Classmate Jacob Engle had been out of school for a few days and was working to catch up on his project design.
“The first thing I could think of was to find a way to have it bounce safely,” Engle said, displaying a foam box with a hollow space in the middle. “The only thing I’m concerned with is if the glued-on pieces will hold.”
“I measured the diameter of the Pringle and then I cut the shape out of foam,” said Gracie Long, who recycled the foam shavings to create more padding in her design. “It’s an exact fit. I think my chances are pretty good.”
Students worked on their own pace on the project, working simultaneously on other school assignments. Friends Alexander Stoudt and Max Wilson opted to team up on the Pringle packaging design.
“We’re making an outer layer and kind of smothering it with cotton balls,” Wilson said as he continued to attach the outer layer of cotton.
“We have an obsession with cotton,” Stoudt added, grinning. “We’ve used it on every single project in the class.”
Wilson estimated their odds of successfully mailing their Pringle at 50 percent.
“It sounded good at the beginning,” his teammate added. “But I’m not sure anymore.”
Benjamin Bracy and Timothy Calnon also created a team design, and they admit they went with a quick and easy solution.
“We just threw a bunch of fluffy stuff in a box,” Calnon said.
Bracy added, “It didn’t take long, then we just started kicking it around and it didn’t break.”
“My idea was to cover the Pringle with packing peanuts,” Emily Smith said, explaining she put the chip into a paper cup and then surrounded that with a ring of popsicle sticks.
“I have tested it,” she added, “and I think it needs a few modifications.”
Sweeney encouraged the students to take their prototypes on trial runs. Pairs tossed sealed packages back and forth, others drop-kicked them across the room. Some headed to a nearby stairwell to drop their Pringles down a flight before carefully opening the packages to check the results.

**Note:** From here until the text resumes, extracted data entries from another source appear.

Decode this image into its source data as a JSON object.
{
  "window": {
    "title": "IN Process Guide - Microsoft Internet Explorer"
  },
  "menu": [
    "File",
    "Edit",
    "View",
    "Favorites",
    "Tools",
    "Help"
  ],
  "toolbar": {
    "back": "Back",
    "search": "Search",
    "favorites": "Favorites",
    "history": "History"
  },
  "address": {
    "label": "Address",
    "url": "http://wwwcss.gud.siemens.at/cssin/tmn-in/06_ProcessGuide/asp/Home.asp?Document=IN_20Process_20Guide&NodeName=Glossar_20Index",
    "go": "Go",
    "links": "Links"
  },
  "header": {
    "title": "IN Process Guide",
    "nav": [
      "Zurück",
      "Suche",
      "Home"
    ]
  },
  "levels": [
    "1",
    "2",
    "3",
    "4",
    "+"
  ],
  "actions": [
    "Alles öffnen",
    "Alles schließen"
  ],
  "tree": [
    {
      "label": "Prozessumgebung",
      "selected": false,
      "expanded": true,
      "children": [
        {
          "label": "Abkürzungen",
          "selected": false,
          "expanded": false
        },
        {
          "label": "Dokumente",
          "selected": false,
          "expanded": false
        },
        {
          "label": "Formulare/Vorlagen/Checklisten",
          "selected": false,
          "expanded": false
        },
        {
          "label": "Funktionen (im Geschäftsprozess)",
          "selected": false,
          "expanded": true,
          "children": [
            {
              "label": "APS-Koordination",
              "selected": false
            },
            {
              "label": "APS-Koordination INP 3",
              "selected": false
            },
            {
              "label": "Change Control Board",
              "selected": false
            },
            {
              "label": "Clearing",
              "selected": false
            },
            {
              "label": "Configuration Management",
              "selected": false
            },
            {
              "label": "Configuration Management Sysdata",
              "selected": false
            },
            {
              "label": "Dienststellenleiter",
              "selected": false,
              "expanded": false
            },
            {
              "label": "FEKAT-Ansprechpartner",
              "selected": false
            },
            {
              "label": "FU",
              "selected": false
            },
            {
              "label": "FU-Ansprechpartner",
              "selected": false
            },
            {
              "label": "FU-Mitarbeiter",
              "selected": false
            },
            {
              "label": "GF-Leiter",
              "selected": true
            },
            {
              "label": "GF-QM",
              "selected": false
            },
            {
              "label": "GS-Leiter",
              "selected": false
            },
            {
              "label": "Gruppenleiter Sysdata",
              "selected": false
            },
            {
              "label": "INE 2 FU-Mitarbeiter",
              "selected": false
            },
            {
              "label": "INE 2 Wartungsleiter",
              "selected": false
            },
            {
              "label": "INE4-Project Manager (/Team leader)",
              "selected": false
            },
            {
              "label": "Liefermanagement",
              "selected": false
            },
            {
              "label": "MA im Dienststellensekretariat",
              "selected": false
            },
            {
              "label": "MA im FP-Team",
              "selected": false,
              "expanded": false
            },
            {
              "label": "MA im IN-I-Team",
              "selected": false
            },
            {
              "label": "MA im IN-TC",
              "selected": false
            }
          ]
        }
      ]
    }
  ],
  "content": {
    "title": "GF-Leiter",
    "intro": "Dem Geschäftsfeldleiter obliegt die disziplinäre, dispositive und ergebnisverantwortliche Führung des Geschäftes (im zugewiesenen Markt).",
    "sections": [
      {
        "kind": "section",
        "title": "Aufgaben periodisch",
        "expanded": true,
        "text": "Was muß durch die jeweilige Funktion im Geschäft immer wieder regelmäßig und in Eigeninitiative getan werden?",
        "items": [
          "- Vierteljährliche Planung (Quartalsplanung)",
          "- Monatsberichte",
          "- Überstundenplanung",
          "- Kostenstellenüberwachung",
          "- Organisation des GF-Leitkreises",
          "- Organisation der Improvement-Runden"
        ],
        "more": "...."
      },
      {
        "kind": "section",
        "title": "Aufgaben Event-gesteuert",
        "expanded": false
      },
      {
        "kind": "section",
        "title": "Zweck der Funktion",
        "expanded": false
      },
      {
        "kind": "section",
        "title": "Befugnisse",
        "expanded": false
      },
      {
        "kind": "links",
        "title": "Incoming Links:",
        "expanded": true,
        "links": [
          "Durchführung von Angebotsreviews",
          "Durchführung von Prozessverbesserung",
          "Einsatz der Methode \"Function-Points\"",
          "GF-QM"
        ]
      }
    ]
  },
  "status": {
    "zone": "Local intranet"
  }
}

The Hamburg Enrichment Program is for students who are in need of supplemented instruction above and beyond the standard school curriculum. Sweeney, who teaches Hamburg Enrichment Program in the elementary and middle schools, said she did the Pringles project three years ago in the middle school. That year, only one group of eighth-grade boys successfully mailed the chip; she anticipates a larger group will succeed this year.
For each chip that arrives unbroken, Sweeney will buy that designer lunch. But the students will have to wait to find out if they’ve earned a free lunch; Sweeney mailed the packages shortly before Thanksgiving and will reveal the package contents after the school break.